In explanation, Senator McCain said, "We have proven oil reserves of at least 21 billion barrels in the United States. But a broad federal moratorium stands in the way of energy exploration and production. And I believe it is time for the federal government to lift these restrictions and to put our own reserves to use". McCain also said, "The next president must be willing to break with the energy policies, not just of the current administration, but the administrations that preceded it, and lead a great national campaign to achieve energy security for America".

McCain's plan, framed in Tenth Amendment language, would let individual states decide whether or not to explore drilling possibilities. The call for more offshore drilling was one of several alternatives put forth by McCain in a speech delivered in Houston, Texas.

But the proposal could put McCain at odds with environmentalists who say it's incongruous with his plans to combat global warning. California Gov. Arnold Schwarzenegger, a McCain ally, opposes offshore drilling. Florida Gov. Charlie Crist, considered to be on McCain's short list for vice-presidential nominees, had expressed opposition to exploring coastal waters, but Forbes Magazine reports he now supports McCain's plan to lift the moratorium and would not rule out letting his state choose to drill offshore.

"It's the last thing in the world I'd like to do, but I also understand what people are paying at the pump, and I understand the drag it is on our economy," Crist told the St. Petersburg Times. "Something has to be done in a responsible, pragmatic way."

The current law, which has been in effect since 1981, covers most of the country's coastal waters. Many officials from coastal states oppose offshore drilling because of the risk of oil spills that can spoil beaches, which is one major reason why McCain wants to leave it to the states to decide. Environmentalists also want offshore drilling to stop in order to protect the oceans from further pollution.

Tuesday's discussion marks the first in a series of talks about America's energy security that McCain will hold during the next two weeks as he lays out his plan to reduce the country's dependence on foreign oil. Unfortunately, Tuesday's discussion did not provide good news for Alaskans.

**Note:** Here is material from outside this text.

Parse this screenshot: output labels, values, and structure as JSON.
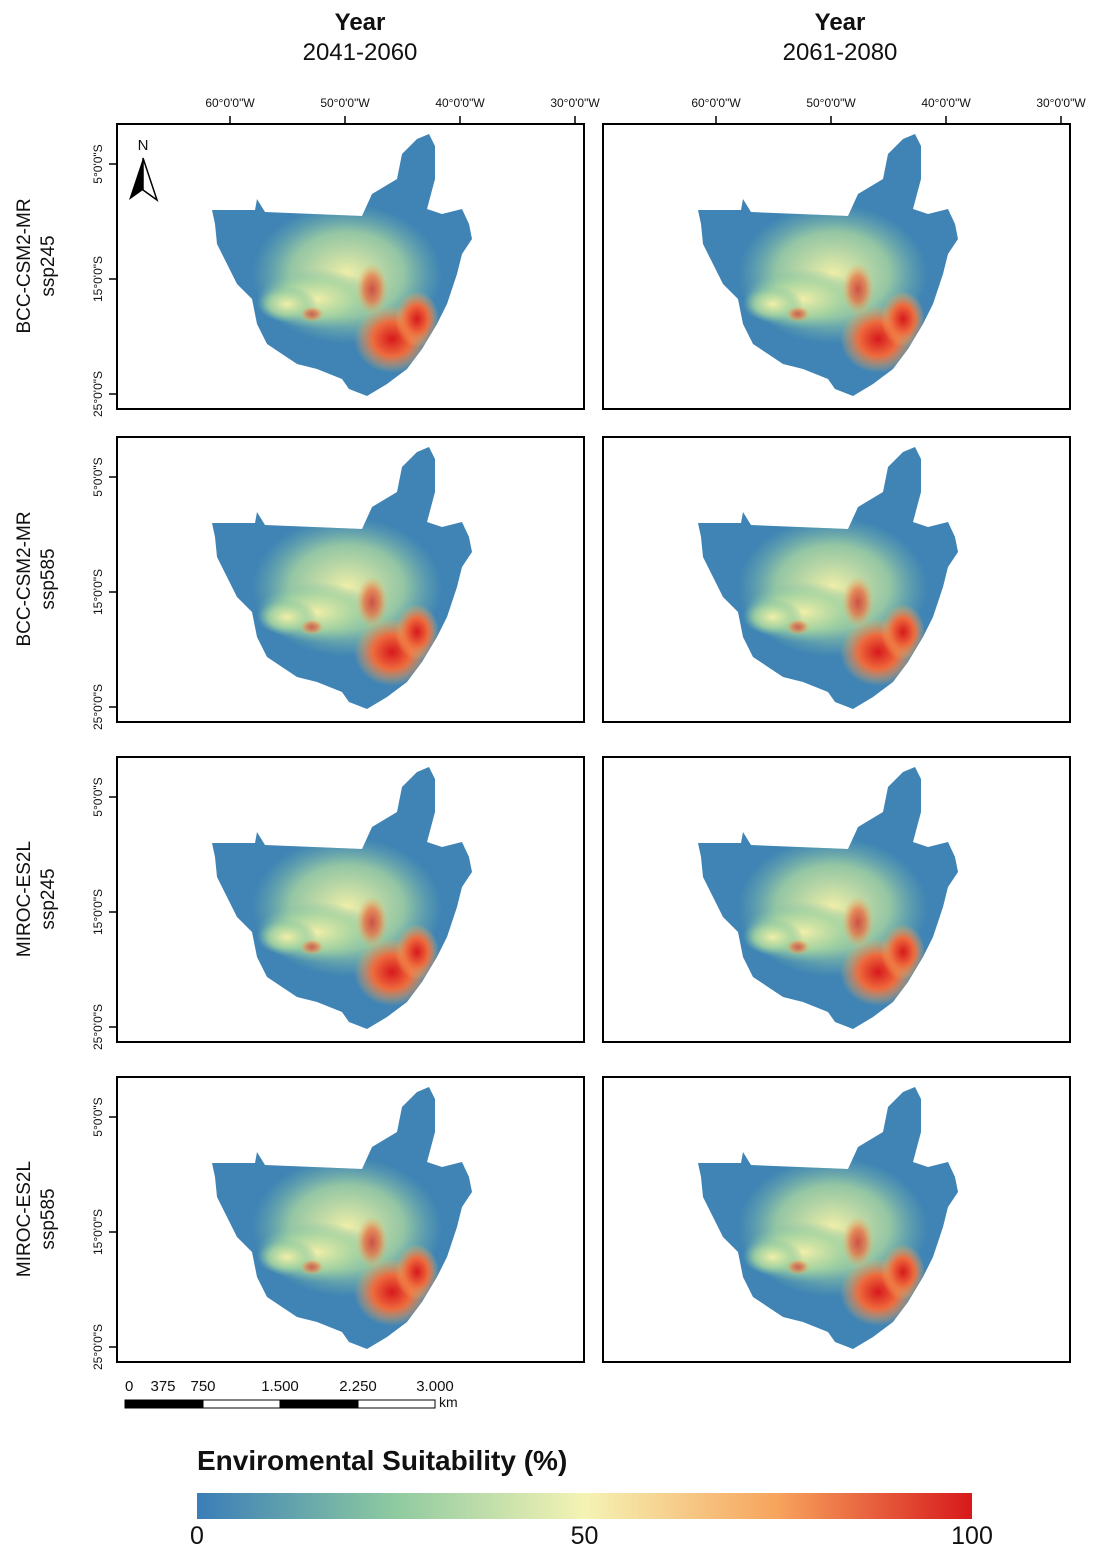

McCain does oppose drilling in some parts of the wilderness and says those areas must be left undisturbed. "When America set aside the Arctic National Wildlife Refuge, we called it a 'refuge' for a reason," he said.


But Barack Obama quickly fired back, criticizing McCain for changing his stance on offshore drilling. "John McCain's support of the moratorium on offshore drilling during his first presidential campaign was certainly laudable, but his decision to completely change his position and tell a group of Houston oil executives exactly what they wanted to hear today was the same Washington politics that has prevented us from achieving energy independence for decades," Obama said in a statement.

On Saturday June 14th, Barack Obama unveiled his latest energy plan. In summary, he wants to invest $150 billion over the next 10 years to establish a green energy sector, create a national low-carbon fuel standard to ensure that the fuel is more efficient, and invest in clean energies like solar, wind and biodiesel. Obama believes that would create up to 5 million new green energy jobs. To help pay for it, Obama favors a windfall profits tax on the producers, based on the socialist premise that "too much profit" is "evil". The producers told Congress in earlier hearings that fat "windfall" profits in good years helps tide them over during leaner years and better ensures uninterrupted investment in new energy sources and recovery techniques.

The American Petroleum Institute thinks McCain's proposals are optimistic. According to McClatchyDC, they say that if the expansion of offshore drilling were to begin tomorrow, it would take anywhere from seven to ten years to see benefits.

Shortly after McCain's speech, the Associated Press reports that President George W. Bush urged Congress to act upon McCain's proposals, but to take it one step further and open up ANWR to exploration and responsible development. See my previous post on "Top Ten Reasons To Open ANWR" to help separate fact from fancy in this area.

There's been no official reaction from Alaska media or Alaska's Congressional delegation to McCain's speech as of this post.

Commentary: Apparently, the price of gas is getting too high even for the multimillionaire McCain. That "Straight Talk Express" bus must guzzle a lot of gas. However, it shows that even the stubborn, cantankerous McCain can bend a bit if he believes it to be in the national interest.

Now, if we can just convince him that opening up ANWR is in the national interest as well. The fact is, the people did not decide to close ANWR. Bill Clinton closed ANWR.